BAHIA, Salvador - Fichte gostava de sexo. E gostava de viajar. Gostava particularmente do Brasil e dos brasileiros. Um dos maiores autores cults alemães, poeta maldito e cronista do submundo de Hamburgo, Hubert Fichte (1935-86) ganha exposições de arte e edições de sua obra em diversos países.

Um grande projeto internacional, concebido por AnselmFranke e DiedrichDiederichsen, lançado na Alemanha pela Haus der Kulturen der Welt(HKW) em parceria com o Goethe-Institut, leva o legado de Fichte às cidades que ele visitou e sobre as quais escrevia: Lisboa, Salvador, Rio de Janeiro, Dakar, Nova Iorque, Santiago do Chile, entre outras.

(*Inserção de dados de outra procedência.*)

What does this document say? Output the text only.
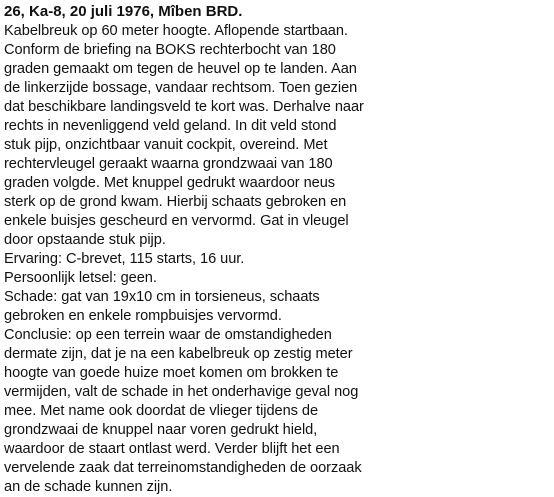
26, Ka-8, 20 juli 1976, Mîben BRD.
Kabelbreuk op 60 meter hoogte. Aflopende startbaan.
Conform de briefing na BOKS rechterbocht van 180
graden gemaakt om tegen de heuvel op te landen. Aan
de linkerzijde bossage, vandaar rechtsom. Toen gezien
dat beschikbare landingsveld te kort was. Derhalve naar
rechts in nevenliggend veld geland. In dit veld stond
stuk pijp, onzichtbaar vanuit cockpit, overeind. Met
rechtervleugel geraakt waarna grondzwaai van 180
graden volgde. Met knuppel gedrukt waardoor neus
sterk op de grond kwam. Hierbij schaats gebroken en
enkele buisjes gescheurd en vervormd. Gat in vleugel
door opstaande stuk pijp.
Ervaring: C-brevet, 115 starts, 16 uur.
Persoonlijk letsel: geen.
Schade: gat van 19x10 cm in torsieneus, schaats
gebroken en enkele rompbuisjes vervormd.
Conclusie: op een terrein waar de omstandigheden
dermate zijn, dat je na een kabelbreuk op zestig meter
hoogte van goede huize moet komen om brokken te
vermijden, valt de schade in het onderhavige geval nog
mee. Met name ook doordat de vlieger tijdens de
grondzwaai de knuppel naar voren gedrukt hield,
waardoor de staart ontlast werd. Verder blijft het een
vervelende zaak dat terreinomstandigheden de oorzaak
an de schade kunnen zijn.
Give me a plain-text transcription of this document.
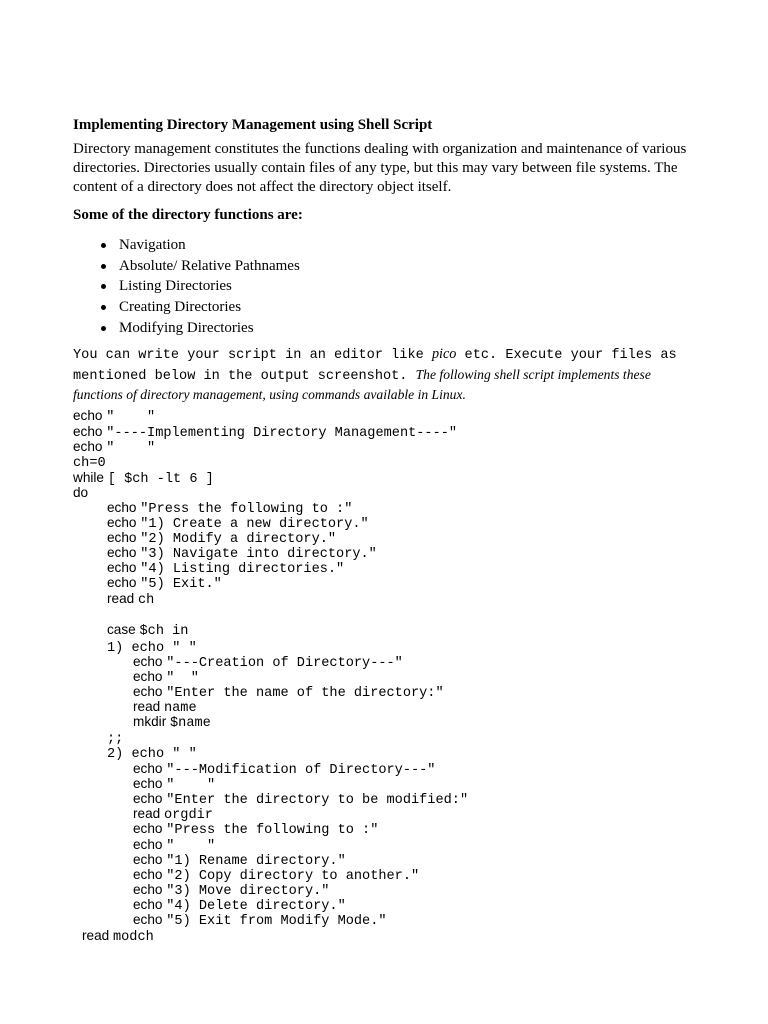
Implementing Directory Management using Shell Script

Directory management constitutes the functions dealing with organization and maintenance of various directories. Directories usually contain files of any type, but this may vary between file systems. The content of a directory does not affect the directory object itself.

Some of the directory functions are:

Navigation
Absolute/ Relative Pathnames
Listing Directories
Creating Directories
Modifying Directories

You can write your script in an editor like pico etc. Execute your files as mentioned below in the output screenshot. The following shell script implements these functions of directory management, using commands available in Linux.

echo "    "
echo "----Implementing Directory Management----"
echo "    "
ch=0
while [ $ch -lt 6 ]
do
echo "Press the following to :"
echo "1) Create a new directory."
echo "2) Modify a directory."
echo "3) Navigate into directory."
echo "4) Listing directories."
echo "5) Exit."
read ch
case $ch in
1) echo " "
echo "---Creation of Directory---"
echo "  "
echo "Enter the name of the directory:"
read name
mkdir $name
;;
2) echo " "
echo "---Modification of Directory---"
echo "    "
echo "Enter the directory to be modified:"
read orgdir
echo "Press the following to :"
echo "    "
echo "1) Rename directory."
echo "2) Copy directory to another."
echo "3) Move directory."
echo "4) Delete directory."
echo "5) Exit from Modify Mode."
read modch
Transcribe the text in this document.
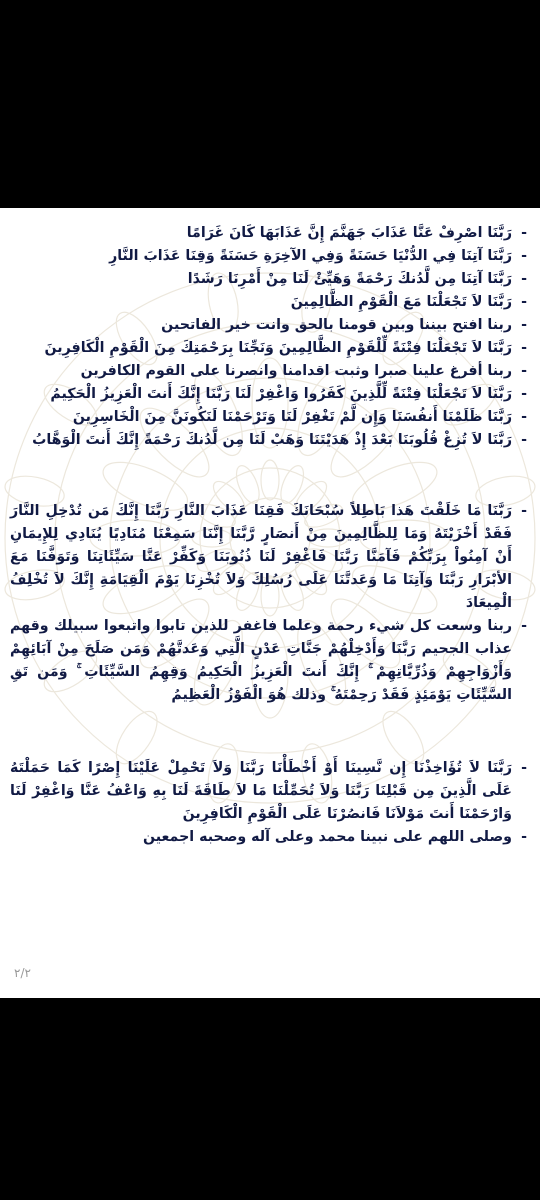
- رَبَّنَا اصْرِفْ عَنَّا عَذَابَ جَهَنَّمَ إِنَّ عَذَابَهَا كَانَ غَرَامًا

- رَبَّنَا آتِنَا فِي الدُّنْيَا حَسَنَةً وَفِي الآخِرَةِ حَسَنَةً وَقِنَا عَذَابَ النَّارِ

- رَبَّنَا آتِنَا مِن لَّدُنكَ رَحْمَةً وَهَيِّئْ لَنَا مِنْ أَمْرِنَا رَشَدًا

- رَبَّنَا لاَ تَجْعَلْنَا مَعَ الْقَوْمِ الظَّالِمِينَ

- ربنا افتح بيننا وبين قومنا بالحق وانت خير الفاتحين

- رَبَّنَا لاَ تَجْعَلْنَا فِتْنَةً لِّلْقَوْمِ الظَّالِمِينَ وَنَجِّنَا بِرَحْمَتِكَ مِنَ الْقَوْمِ الْكَافِرِينَ

- ربنا أفرغ علينا صبرا وثبت اقدامنا وانصرنا على القوم الكافرين

- رَبَّنَا لاَ تَجْعَلْنَا فِتْنَةً لِّلَّذِينَ كَفَرُوا وَاغْفِرْ لَنَا رَبَّنَا إِنَّكَ أَنتَ الْعَزِيزُ الْحَكِيمُ

- رَبَّنَا ظَلَمْنَا أَنفُسَنَا وَإِن لَّمْ تَغْفِرْ لَنَا وَتَرْحَمْنَا لَنَكُونَنَّ مِنَ الْخَاسِرِينَ

- رَبَّنَا لاَ تُزِغْ قُلُوبَنَا بَعْدَ إِذْ هَدَيْتَنَا وَهَبْ لَنَا مِن لَّدُنكَ رَحْمَةً إِنَّكَ أَنتَ الْوَهَّابُ

- رَبَّنَا مَا خَلَقْتَ هَذا بَاطِلاً سُبْحَانَكَ فَقِنَا عَذَابَ النَّارِ رَبَّنَا إِنَّكَ مَن تُدْخِلِ النَّارَ فَقَدْ أَخْزَيْتَهُ وَمَا لِلظَّالِمِينَ مِنْ أَنصَارٍ رَّبَّنَا إِنَّنَا سَمِعْنَا مُنَادِيًا يُنَادِي لِلإِيمَانِ أَنْ آمِنُواْ بِرَبِّكُمْ فَآمَنَّا رَبَّنَا فَاغْفِرْ لَنَا ذُنُوبَنَا وَكَفِّرْ عَنَّا سَيِّئَاتِنَا وَتَوَفَّنَا مَعَ الأبْرَارِ رَبَّنَا وَآتِنَا مَا وَعَدتَّنَا عَلَى رُسُلِكَ وَلاَ تُخْزِنَا يَوْمَ الْقِيَامَةِ إِنَّكَ لاَ تُخْلِفُ الْمِيعَادَ

- ربنا وسعت كل شيء رحمة وعلما فاغفر للذين تابوا واتبعوا سبيلك وقهم عذاب الجحيم رَبَّنَا وَأَدْخِلْهُمْ جَنَّاتِ عَدْنٍ الَّتِي وَعَدتَّهُمْ وَمَن صَلَحَ مِنْ آبَائِهِمْ وَأَزْوَاجِهِمْ وَذُرِّيَّاتِهِمْ ۚ إِنَّكَ أَنتَ الْعَزِيزُ الْحَكِيمُ وَقِهِمُ السَّيِّئَاتِ ۚ وَمَن تَقِ السَّيِّئَاتِ يَوْمَئِذٍ فَقَدْ رَحِمْتَهُ ۚ وذلك هُوَ الْفَوْزُ الْعَظِيمُ

- رَبَّنَا لاَ تُؤَاخِذْنَا إِن نَّسِينَا أَوْ أَخْطَأْنَا رَبَّنَا وَلاَ تَحْمِلْ عَلَيْنَا إِصْرًا كَمَا حَمَلْتَهُ عَلَى الَّذِينَ مِن قَبْلِنَا رَبَّنَا وَلاَ تُحَمِّلْنَا مَا لاَ طَاقَةَ لَنَا بِهِ وَاعْفُ عَنَّا وَاغْفِرْ لَنَا وَارْحَمْنَا أَنتَ مَوْلاَنَا فَانصُرْنَا عَلَى الْقَوْمِ الْكَافِرِينَ

- وصلى اللهم على نبينا محمد وعلى آله وصحبه اجمعين

٢/٢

No Brasil, a mostra 'Implosão: Trans(relacion)ando Hubert Fichte', com curadoria do filósofo Max Jorge Hinderer Cruz e do artista AmilcarPacker, será aberta na capital baiana em 7 de novembro, no Museu de Arte Moderna da Bahia, seguindo até 17 de dezembro; e, nas terras cariocas, no dia 25 de novembro, no Centro Municipal de Arte Hélio Oiticica, onde permanece até 13 de janeiro de 2018. Em ambas as cidades, será lançado um dos livros seminais para compreensão do trabalho do autor, “Explosão. Romance da Etnologia”, com tradução para o português de Marcelo Backes e selo da editora Hedra.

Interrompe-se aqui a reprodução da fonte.